A few decades ago, I started doing research and writing about the impact of indiscriminate television watching, especially on children. Then, as the interactive video games began to appear on the market, it seemed that finally the electronic technology was becoming more child-friendly: Instead of watching passively inane content, children would now have a chance to become engaged in stimulating activities. What I did not have the sense to imagine was that the engagement offered by the new technology would become a Pandora’s box containing bait for the reptilian brain to feast on. What scares me now is that children experiencing such reality are going to create a really real world like the one Hieronymus Bosch envisioned—full of spidery creatures, melting objects, and bestial humans.
NICHOLAS G. CARR
Author, The Shallows: What the Internet Is Doing to Our Brains
I’m concerned about time—the way we’re warping it and it’s warping us. Human beings, like other animals, seem to have remarkably accurate internal clocks. Take away our wristwatches and our cell phones and we can still make pretty good estimates about time intervals. But that faculty can also be easily distorted. Our perception of time is subjective; it changes with our circumstances and our experiences. When things are happening quickly all around us, delays that would otherwise seem brief begin to seem interminable. Seconds stretch out. Minutes go on forever. “Our sense of time,” observed William James in his 1890 masterwork The Principles of Psychology , “seems subject to the law of contrast.”

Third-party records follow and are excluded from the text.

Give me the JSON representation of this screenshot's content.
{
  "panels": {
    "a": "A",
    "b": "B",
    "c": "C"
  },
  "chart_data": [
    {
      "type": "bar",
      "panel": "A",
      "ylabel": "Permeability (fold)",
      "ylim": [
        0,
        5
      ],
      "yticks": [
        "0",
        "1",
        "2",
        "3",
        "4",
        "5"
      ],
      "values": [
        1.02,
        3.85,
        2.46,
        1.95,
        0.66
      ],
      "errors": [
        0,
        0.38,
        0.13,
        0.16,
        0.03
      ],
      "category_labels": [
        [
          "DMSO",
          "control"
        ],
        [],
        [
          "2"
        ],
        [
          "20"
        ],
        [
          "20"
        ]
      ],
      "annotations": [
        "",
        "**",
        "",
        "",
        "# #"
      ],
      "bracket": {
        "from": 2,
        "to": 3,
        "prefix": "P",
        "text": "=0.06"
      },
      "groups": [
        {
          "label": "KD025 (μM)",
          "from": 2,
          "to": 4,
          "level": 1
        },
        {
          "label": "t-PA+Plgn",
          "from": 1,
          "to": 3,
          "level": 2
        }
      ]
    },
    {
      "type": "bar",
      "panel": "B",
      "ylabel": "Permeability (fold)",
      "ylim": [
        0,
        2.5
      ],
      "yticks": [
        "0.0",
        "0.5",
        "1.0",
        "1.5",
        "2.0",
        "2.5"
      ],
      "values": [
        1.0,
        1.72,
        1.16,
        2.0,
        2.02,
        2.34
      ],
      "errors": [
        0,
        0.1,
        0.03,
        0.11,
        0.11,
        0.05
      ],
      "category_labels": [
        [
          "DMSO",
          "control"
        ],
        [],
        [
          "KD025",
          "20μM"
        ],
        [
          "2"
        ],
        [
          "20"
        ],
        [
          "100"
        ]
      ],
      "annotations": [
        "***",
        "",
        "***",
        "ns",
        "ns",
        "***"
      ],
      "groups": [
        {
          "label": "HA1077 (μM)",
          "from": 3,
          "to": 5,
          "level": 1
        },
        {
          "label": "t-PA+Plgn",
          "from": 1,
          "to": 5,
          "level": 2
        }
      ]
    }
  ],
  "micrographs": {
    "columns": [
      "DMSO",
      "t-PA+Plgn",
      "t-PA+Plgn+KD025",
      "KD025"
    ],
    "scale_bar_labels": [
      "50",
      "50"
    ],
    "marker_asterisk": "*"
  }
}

In a 2009 article in the Philosophical Transactions of the Royal Society, the French psychologists Sylvie Droit-Volet and Sandrine Gil described what they call the paradox of time: “Although humans are able to accurately estimate time as if they possess a specific mechanism that allows them to measure time,” they wrote, “their representations of time are easily distorted by the context.” They describe how our sense of time changes with our emotional state. When we’re agitated or anxious, for example, time seems to crawl; we lose patience. Our social milieu, too, influences the way we experience time. Studies suggest, write Droit-Volet and Gil, “that individuals match their time with that of others.” The “activity rhythm” of those around us alters our own perception of the passing of time.

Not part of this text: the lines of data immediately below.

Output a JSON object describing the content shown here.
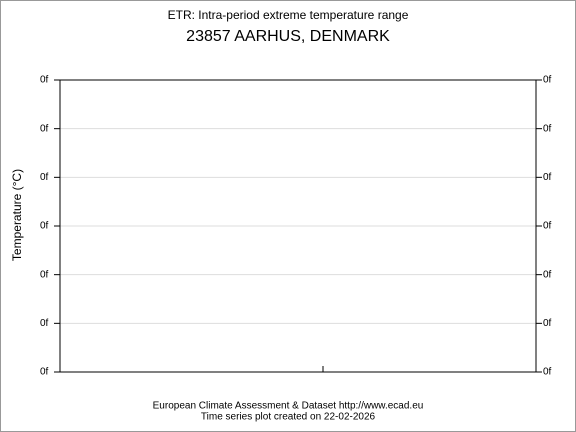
{
  "chart_data": {
    "type": "line",
    "title": "ETR: Intra-period extreme temperature range",
    "subtitle": "23857 AARHUS, DENMARK",
    "y_label": "Temperature (°C)",
    "footer": [
      "European Climate Assessment & Dataset  http://www.ecad.eu",
      "Time series plot created on 22-02-2026"
    ],
    "ylim": [
      0,
      6
    ],
    "yticks": [
      {
        "value": 0,
        "label": "0f"
      },
      {
        "value": 1,
        "label": "0f"
      },
      {
        "value": 2,
        "label": "0f"
      },
      {
        "value": 3,
        "label": "0f"
      },
      {
        "value": 4,
        "label": "0f"
      },
      {
        "value": 5,
        "label": "0f"
      },
      {
        "value": 6,
        "label": "0f"
      }
    ],
    "grid": true,
    "series": []
  }
}
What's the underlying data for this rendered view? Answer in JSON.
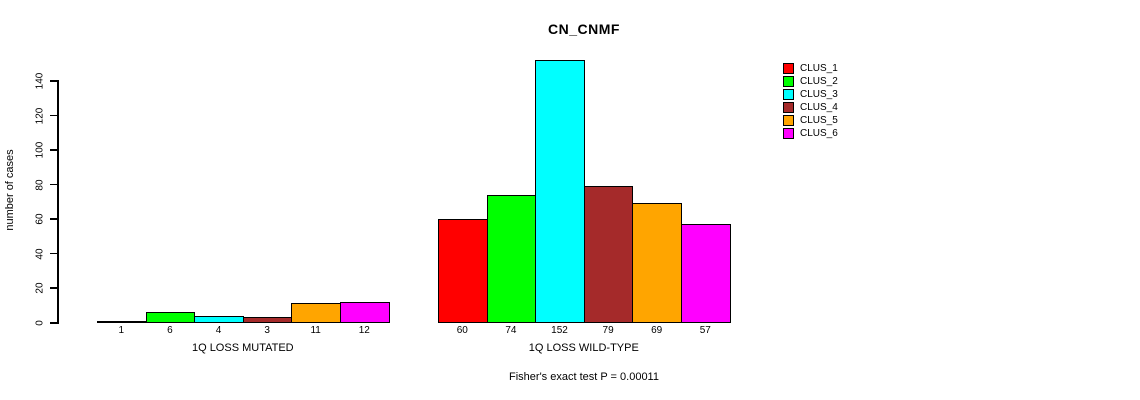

Given what we know about the variability of our time sense, it seems clear that information and communication technologies would have a particularly strong effect on personal time perception. After all, they often determine the pace of the events we experience, the speed with which we’re presented with new information and stimuli, and even the rhythm of our social interactions. That’s long been true, but the influence must be particularly strong now that we carry powerful and extraordinarily fast computers around with us. Our gadgets train us to expect near instantaneous responses to our actions, and we quickly get frustrated and annoyed at even brief delays.